Practice counting your pulse. Practice is necessary to assure accuracy, especially with exercise.
If you are just starting an exercise program, begin with 5 to 10 minutes of exercise, four times a day. Add 5 minutes more each week until you are able to do 30 to 60 minutes once a day, three to five times a week.
The best kind of exercise is aerobic. This exercise is done by using your arms and/or legs in a continuous, rhythmic movement in order to increase your heart rate (pulse). Aerobic activities include:
- Skating (ice or roller)
- Stationary bike
Pick an aerobic exercise that you enjoy, and you will most likely keep doing it on a regular basis. Other activities (sports, gardening, shopping, housework, etc.) help improve your overall fitness, but will not improve your heart health for long-term benefits.
Tracking Your Progress
One of the easiest ways to monitor your progress is to write down what you do. Keep track of:
- weight (record once a week)
- blood pressure (if you have a home monitoring kit)
- minutes of exercise each day
- symptoms. Are you having any symptoms that would be of concern? If so, be sure to contact your doctor
- glucose values (for people with diabetes)
How to Exercise
Each exercise session should start with a warm-up and stretching, and end with a cool-down and stretching. Wear comfortably fitting shoes with soft soles. The shoes should not rub or chafe against your feet.
Warm-up: A warm-up helps the body prepare for aerobic exercise by slowly raising the body’s temperature and pulse. This is best done by walking or bicycling slowly for 5 minutes.
Stretching: After doing 5 minutes of warmup, you should stretch to prevent injury. To stretch properly, stretch the muscle and hold that position for 10 to 30 seconds (don’t bounce). Breathe normally during the stretch – do not hold your breath.
Aerobic Exercise: Aerobic exercise can make all the muscles in your body stronger, including your heart. See types of aerobic exercise in the previous column.
Cool-Down: The reason for a cool-down is to help the body return to a resting state. End your exercise session by slowing down your exercise for 5 minutes. Then repeat the stretching exercises that you did during your warm-up. This takes away the waste products that build up during exercise and helps reduce muscle soreness. The cooldown time slowly lowers you heart rate and blood pressure, helps prevent injuries and reduces the pooling of blood in your legs. Some experts believe this is the most important part of your workout.

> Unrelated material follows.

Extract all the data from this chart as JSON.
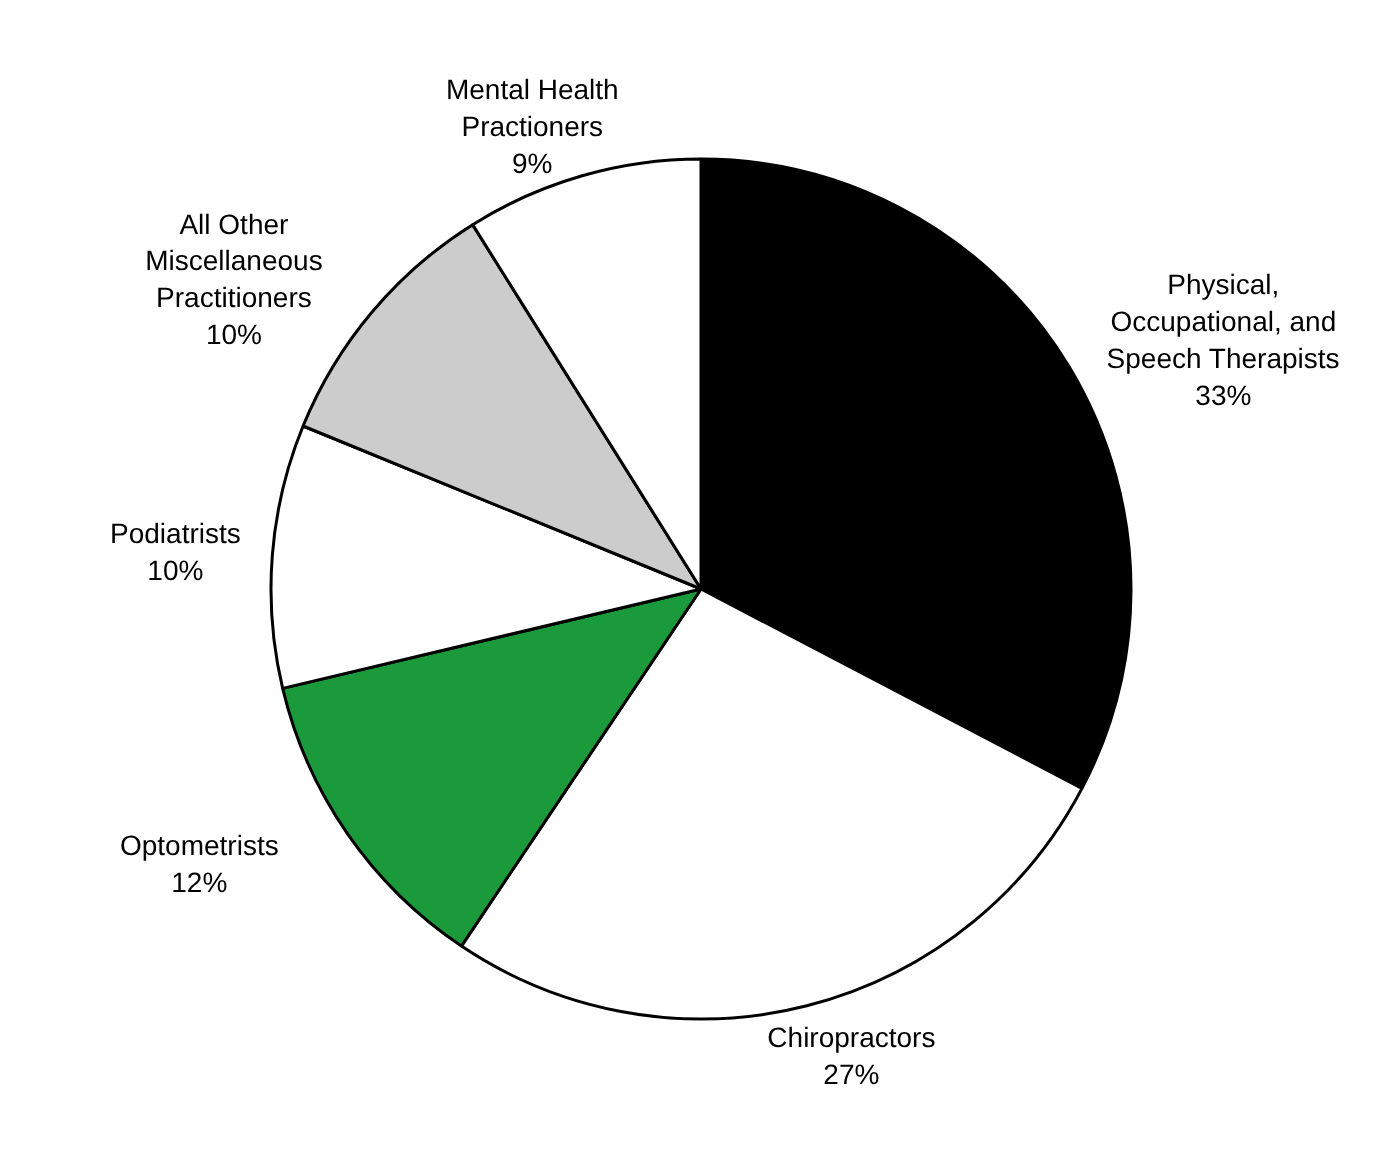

Stop exercising and tell your doctor if you have any of these symptoms during, or even several hours after, exercise:
- chest discomfort
- rapid heart beat
- jaw discomfort
- arm discomfort
- upper back discomfort
- unusual shortness of breath
- sudden weakness
- severe or unusual fatigue
- severe discomfort of any kind.
Hints for a Successful Exercise Program
- Set short- and long-term goals for yourself. Reward yourself when you meet them.

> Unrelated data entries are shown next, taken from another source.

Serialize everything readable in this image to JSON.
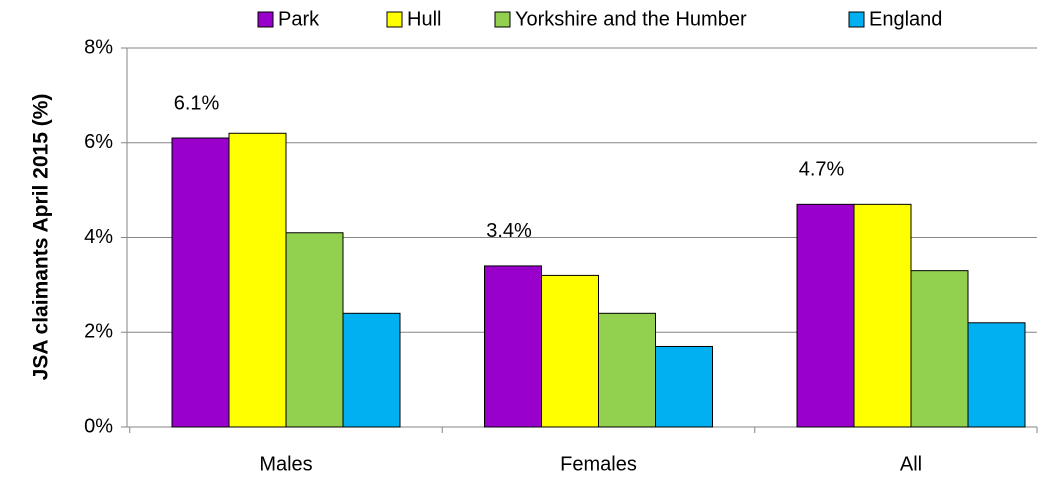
{
  "chart_data": {
    "type": "bar",
    "y_label": "JSA claimants  April 2015 (%)",
    "categories": [
      "Males",
      "Females",
      "All"
    ],
    "series": [
      {
        "name": "Park",
        "color": "#9900cc",
        "values": [
          6.1,
          3.4,
          4.7
        ],
        "value_labels": [
          "6.1%",
          "3.4%",
          "4.7%"
        ]
      },
      {
        "name": "Hull",
        "color": "#ffff00",
        "values": [
          6.2,
          3.2,
          4.7
        ]
      },
      {
        "name": "Yorkshire and the Humber",
        "color": "#92d050",
        "values": [
          4.1,
          2.4,
          3.3
        ]
      },
      {
        "name": "England",
        "color": "#00b0f0",
        "values": [
          2.4,
          1.7,
          2.2
        ]
      }
    ],
    "ylim": [
      0,
      8
    ],
    "yticks": [
      {
        "value": 0,
        "label": "0%"
      },
      {
        "value": 2,
        "label": "2%"
      },
      {
        "value": 4,
        "label": "4%"
      },
      {
        "value": 6,
        "label": "6%"
      },
      {
        "value": 8,
        "label": "8%"
      }
    ],
    "grid": true,
    "legend": "top"
  }
}
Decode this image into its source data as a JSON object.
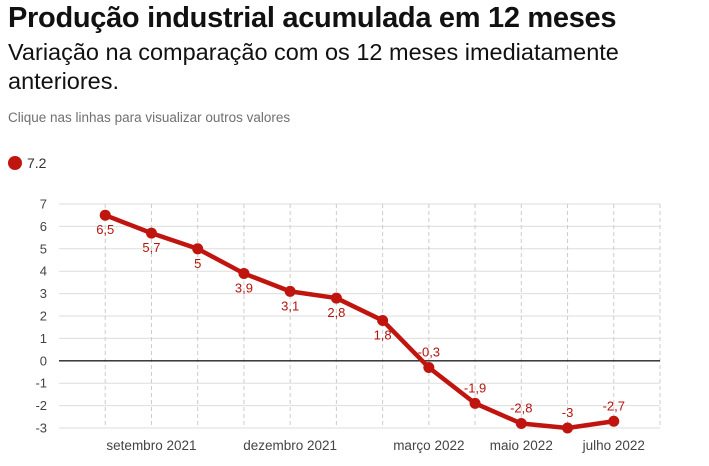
{
  "header": {
    "title": "Produção industrial acumulada em 12 meses",
    "subtitle": "Variação na comparação com os 12 meses imediatamente anteriores.",
    "instruction": "Clique nas linhas para visualizar outros valores"
  },
  "legend": {
    "value_label": "7.2",
    "color": "#c0150f"
  },
  "chart_data": {
    "type": "line",
    "x": [
      "2021-08",
      "2021-09",
      "2021-10",
      "2021-11",
      "2021-12",
      "2022-01",
      "2022-02",
      "2022-03",
      "2022-04",
      "2022-05",
      "2022-06",
      "2022-07",
      "2022-08"
    ],
    "series": [
      {
        "values": [
          6.5,
          5.7,
          5.0,
          3.9,
          3.1,
          2.8,
          1.8,
          -0.3,
          -1.9,
          -2.8,
          -3.0,
          -2.7
        ],
        "labels": [
          "6,5",
          "5,7",
          "5",
          "3,9",
          "3,1",
          "2,8",
          "1,8",
          "-0,3",
          "-1,9",
          "-2,8",
          "-3",
          "-2,7"
        ],
        "x": [
          "2021-08",
          "2021-09",
          "2021-10",
          "2021-11",
          "2021-12",
          "2022-01",
          "2022-02",
          "2022-03",
          "2022-04",
          "2022-05",
          "2022-06",
          "2022-07"
        ],
        "color": "#c0150f"
      }
    ],
    "x_ticks": [
      {
        "label": "setembro 2021",
        "x": "2021-09"
      },
      {
        "label": "dezembro 2021",
        "x": "2021-12"
      },
      {
        "label": "março 2022",
        "x": "2022-03"
      },
      {
        "label": "maio 2022",
        "x": "2022-05"
      },
      {
        "label": "julho 2022",
        "x": "2022-07"
      }
    ],
    "xlim": [
      "2021-07",
      "2022-08"
    ],
    "ylim": [
      -3,
      7
    ],
    "y_ticks": [
      7,
      6,
      5,
      4,
      3,
      2,
      1,
      0,
      -1,
      -2,
      -3
    ],
    "grid": true,
    "zero_line": true,
    "title": "",
    "xlabel": "",
    "ylabel": ""
  }
}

- Frequently review the benefits of exercise for you.
- Exercise with music or in front of the television.
- Wait one hour after eating before exercising.
- Pick an exercise you like that fits into your lifestyle.

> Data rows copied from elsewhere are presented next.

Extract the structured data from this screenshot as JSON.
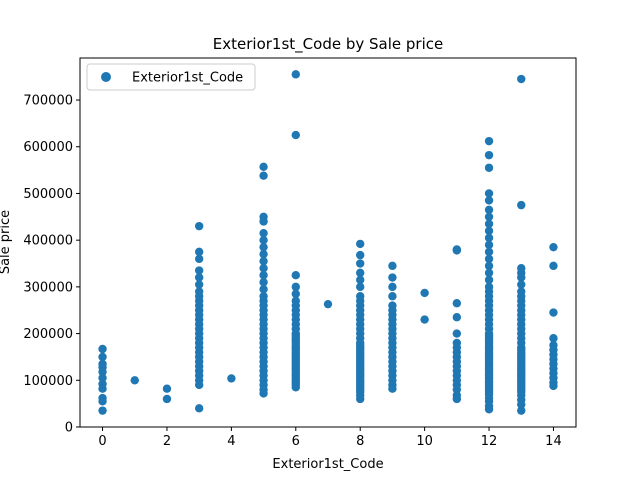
{
  "chart_data": {
    "type": "scatter",
    "title": "Exterior1st_Code by Sale price",
    "xlabel": "Exterior1st_Code",
    "ylabel": "Sale price",
    "xlim": [
      -0.7,
      14.7
    ],
    "ylim": [
      0,
      790000
    ],
    "xticks": [
      0,
      2,
      4,
      6,
      8,
      10,
      12,
      14
    ],
    "yticks": [
      0,
      100000,
      200000,
      300000,
      400000,
      500000,
      600000,
      700000
    ],
    "legend": {
      "position": "top-left",
      "entries": [
        "Exterior1st_Code"
      ]
    },
    "grid": false,
    "colors": {
      "point": "#1f77b4"
    },
    "series": [
      {
        "name": "Exterior1st_Code",
        "points": [
          [
            0,
            167000
          ],
          [
            0,
            150000
          ],
          [
            0,
            135000
          ],
          [
            0,
            128000
          ],
          [
            0,
            118000
          ],
          [
            0,
            105000
          ],
          [
            0,
            92000
          ],
          [
            0,
            82000
          ],
          [
            0,
            62000
          ],
          [
            0,
            55000
          ],
          [
            0,
            35000
          ],
          [
            1,
            100000
          ],
          [
            2,
            82000
          ],
          [
            2,
            60000
          ],
          [
            3,
            430000
          ],
          [
            3,
            375000
          ],
          [
            3,
            360000
          ],
          [
            3,
            335000
          ],
          [
            3,
            320000
          ],
          [
            3,
            305000
          ],
          [
            3,
            290000
          ],
          [
            3,
            280000
          ],
          [
            3,
            270000
          ],
          [
            3,
            260000
          ],
          [
            3,
            250000
          ],
          [
            3,
            240000
          ],
          [
            3,
            230000
          ],
          [
            3,
            220000
          ],
          [
            3,
            210000
          ],
          [
            3,
            200000
          ],
          [
            3,
            190000
          ],
          [
            3,
            180000
          ],
          [
            3,
            170000
          ],
          [
            3,
            160000
          ],
          [
            3,
            150000
          ],
          [
            3,
            140000
          ],
          [
            3,
            130000
          ],
          [
            3,
            120000
          ],
          [
            3,
            110000
          ],
          [
            3,
            100000
          ],
          [
            3,
            90000
          ],
          [
            3,
            40000
          ],
          [
            4,
            104000
          ],
          [
            5,
            557000
          ],
          [
            5,
            538000
          ],
          [
            5,
            450000
          ],
          [
            5,
            440000
          ],
          [
            5,
            415000
          ],
          [
            5,
            400000
          ],
          [
            5,
            385000
          ],
          [
            5,
            370000
          ],
          [
            5,
            355000
          ],
          [
            5,
            340000
          ],
          [
            5,
            325000
          ],
          [
            5,
            310000
          ],
          [
            5,
            295000
          ],
          [
            5,
            280000
          ],
          [
            5,
            270000
          ],
          [
            5,
            260000
          ],
          [
            5,
            250000
          ],
          [
            5,
            240000
          ],
          [
            5,
            230000
          ],
          [
            5,
            220000
          ],
          [
            5,
            210000
          ],
          [
            5,
            200000
          ],
          [
            5,
            190000
          ],
          [
            5,
            180000
          ],
          [
            5,
            170000
          ],
          [
            5,
            160000
          ],
          [
            5,
            150000
          ],
          [
            5,
            140000
          ],
          [
            5,
            130000
          ],
          [
            5,
            120000
          ],
          [
            5,
            110000
          ],
          [
            5,
            100000
          ],
          [
            5,
            90000
          ],
          [
            5,
            80000
          ],
          [
            5,
            72000
          ],
          [
            6,
            755000
          ],
          [
            6,
            625000
          ],
          [
            6,
            325000
          ],
          [
            6,
            300000
          ],
          [
            6,
            285000
          ],
          [
            6,
            270000
          ],
          [
            6,
            260000
          ],
          [
            6,
            250000
          ],
          [
            6,
            240000
          ],
          [
            6,
            230000
          ],
          [
            6,
            220000
          ],
          [
            6,
            210000
          ],
          [
            6,
            200000
          ],
          [
            6,
            195000
          ],
          [
            6,
            190000
          ],
          [
            6,
            185000
          ],
          [
            6,
            180000
          ],
          [
            6,
            175000
          ],
          [
            6,
            170000
          ],
          [
            6,
            165000
          ],
          [
            6,
            160000
          ],
          [
            6,
            155000
          ],
          [
            6,
            150000
          ],
          [
            6,
            145000
          ],
          [
            6,
            140000
          ],
          [
            6,
            135000
          ],
          [
            6,
            130000
          ],
          [
            6,
            125000
          ],
          [
            6,
            120000
          ],
          [
            6,
            115000
          ],
          [
            6,
            110000
          ],
          [
            6,
            105000
          ],
          [
            6,
            100000
          ],
          [
            6,
            95000
          ],
          [
            6,
            90000
          ],
          [
            6,
            85000
          ],
          [
            7,
            263000
          ],
          [
            8,
            392000
          ],
          [
            8,
            368000
          ],
          [
            8,
            350000
          ],
          [
            8,
            330000
          ],
          [
            8,
            315000
          ],
          [
            8,
            300000
          ],
          [
            8,
            280000
          ],
          [
            8,
            270000
          ],
          [
            8,
            260000
          ],
          [
            8,
            250000
          ],
          [
            8,
            240000
          ],
          [
            8,
            230000
          ],
          [
            8,
            220000
          ],
          [
            8,
            210000
          ],
          [
            8,
            200000
          ],
          [
            8,
            190000
          ],
          [
            8,
            180000
          ],
          [
            8,
            175000
          ],
          [
            8,
            170000
          ],
          [
            8,
            165000
          ],
          [
            8,
            160000
          ],
          [
            8,
            155000
          ],
          [
            8,
            150000
          ],
          [
            8,
            145000
          ],
          [
            8,
            140000
          ],
          [
            8,
            135000
          ],
          [
            8,
            130000
          ],
          [
            8,
            125000
          ],
          [
            8,
            120000
          ],
          [
            8,
            115000
          ],
          [
            8,
            110000
          ],
          [
            8,
            105000
          ],
          [
            8,
            100000
          ],
          [
            8,
            95000
          ],
          [
            8,
            90000
          ],
          [
            8,
            85000
          ],
          [
            8,
            80000
          ],
          [
            8,
            75000
          ],
          [
            8,
            68000
          ],
          [
            8,
            60000
          ],
          [
            9,
            345000
          ],
          [
            9,
            320000
          ],
          [
            9,
            300000
          ],
          [
            9,
            280000
          ],
          [
            9,
            260000
          ],
          [
            9,
            250000
          ],
          [
            9,
            240000
          ],
          [
            9,
            230000
          ],
          [
            9,
            220000
          ],
          [
            9,
            210000
          ],
          [
            9,
            200000
          ],
          [
            9,
            190000
          ],
          [
            9,
            180000
          ],
          [
            9,
            170000
          ],
          [
            9,
            160000
          ],
          [
            9,
            150000
          ],
          [
            9,
            140000
          ],
          [
            9,
            130000
          ],
          [
            9,
            120000
          ],
          [
            9,
            110000
          ],
          [
            9,
            100000
          ],
          [
            9,
            90000
          ],
          [
            9,
            82000
          ],
          [
            10,
            287000
          ],
          [
            10,
            230000
          ],
          [
            11,
            380000
          ],
          [
            11,
            378000
          ],
          [
            11,
            265000
          ],
          [
            11,
            235000
          ],
          [
            11,
            200000
          ],
          [
            11,
            180000
          ],
          [
            11,
            170000
          ],
          [
            11,
            160000
          ],
          [
            11,
            150000
          ],
          [
            11,
            140000
          ],
          [
            11,
            130000
          ],
          [
            11,
            120000
          ],
          [
            11,
            110000
          ],
          [
            11,
            100000
          ],
          [
            11,
            90000
          ],
          [
            11,
            80000
          ],
          [
            11,
            68000
          ],
          [
            11,
            60000
          ],
          [
            12,
            612000
          ],
          [
            12,
            582000
          ],
          [
            12,
            555000
          ],
          [
            12,
            500000
          ],
          [
            12,
            485000
          ],
          [
            12,
            465000
          ],
          [
            12,
            450000
          ],
          [
            12,
            435000
          ],
          [
            12,
            420000
          ],
          [
            12,
            405000
          ],
          [
            12,
            390000
          ],
          [
            12,
            375000
          ],
          [
            12,
            360000
          ],
          [
            12,
            345000
          ],
          [
            12,
            330000
          ],
          [
            12,
            315000
          ],
          [
            12,
            300000
          ],
          [
            12,
            290000
          ],
          [
            12,
            280000
          ],
          [
            12,
            270000
          ],
          [
            12,
            260000
          ],
          [
            12,
            250000
          ],
          [
            12,
            240000
          ],
          [
            12,
            230000
          ],
          [
            12,
            220000
          ],
          [
            12,
            210000
          ],
          [
            12,
            200000
          ],
          [
            12,
            195000
          ],
          [
            12,
            190000
          ],
          [
            12,
            185000
          ],
          [
            12,
            180000
          ],
          [
            12,
            175000
          ],
          [
            12,
            170000
          ],
          [
            12,
            165000
          ],
          [
            12,
            160000
          ],
          [
            12,
            155000
          ],
          [
            12,
            150000
          ],
          [
            12,
            145000
          ],
          [
            12,
            140000
          ],
          [
            12,
            135000
          ],
          [
            12,
            130000
          ],
          [
            12,
            125000
          ],
          [
            12,
            120000
          ],
          [
            12,
            115000
          ],
          [
            12,
            110000
          ],
          [
            12,
            105000
          ],
          [
            12,
            100000
          ],
          [
            12,
            95000
          ],
          [
            12,
            90000
          ],
          [
            12,
            85000
          ],
          [
            12,
            80000
          ],
          [
            12,
            75000
          ],
          [
            12,
            70000
          ],
          [
            12,
            62000
          ],
          [
            12,
            55000
          ],
          [
            12,
            45000
          ],
          [
            12,
            38000
          ],
          [
            13,
            745000
          ],
          [
            13,
            475000
          ],
          [
            13,
            340000
          ],
          [
            13,
            330000
          ],
          [
            13,
            320000
          ],
          [
            13,
            305000
          ],
          [
            13,
            290000
          ],
          [
            13,
            280000
          ],
          [
            13,
            270000
          ],
          [
            13,
            260000
          ],
          [
            13,
            250000
          ],
          [
            13,
            240000
          ],
          [
            13,
            230000
          ],
          [
            13,
            220000
          ],
          [
            13,
            210000
          ],
          [
            13,
            200000
          ],
          [
            13,
            190000
          ],
          [
            13,
            180000
          ],
          [
            13,
            170000
          ],
          [
            13,
            165000
          ],
          [
            13,
            160000
          ],
          [
            13,
            155000
          ],
          [
            13,
            150000
          ],
          [
            13,
            145000
          ],
          [
            13,
            140000
          ],
          [
            13,
            135000
          ],
          [
            13,
            130000
          ],
          [
            13,
            125000
          ],
          [
            13,
            120000
          ],
          [
            13,
            115000
          ],
          [
            13,
            110000
          ],
          [
            13,
            105000
          ],
          [
            13,
            100000
          ],
          [
            13,
            95000
          ],
          [
            13,
            90000
          ],
          [
            13,
            85000
          ],
          [
            13,
            80000
          ],
          [
            13,
            75000
          ],
          [
            13,
            68000
          ],
          [
            13,
            58000
          ],
          [
            13,
            48000
          ],
          [
            13,
            35000
          ],
          [
            14,
            385000
          ],
          [
            14,
            345000
          ],
          [
            14,
            245000
          ],
          [
            14,
            190000
          ],
          [
            14,
            175000
          ],
          [
            14,
            165000
          ],
          [
            14,
            155000
          ],
          [
            14,
            145000
          ],
          [
            14,
            135000
          ],
          [
            14,
            125000
          ],
          [
            14,
            115000
          ],
          [
            14,
            105000
          ],
          [
            14,
            95000
          ],
          [
            14,
            88000
          ]
        ]
      }
    ]
  }
}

- Exercise with a friend for both safety and motivation.
- Follow the walking guidelines below.
|When you first come home from the hospital, you should begin to walk daily. If you are feeling extremely tired and ill on a given day, you can skip that day. Walk at a comfortable, easy pace.
Follow these guidelines:
Listen to your body. If you develop any form of chest discomfort, extreme shortness of breath, dizziness, sudden weakness or excessive sweating, stop and rest five minutes or until the symptoms go away. Call your doctor if the symptoms do not go away completely, or if you have these symptoms again.
As your body grows stronger after you leave the hospital, you should increase to a moderate, steady walking pace. Follow your doctor’s orders or the instructions given to you.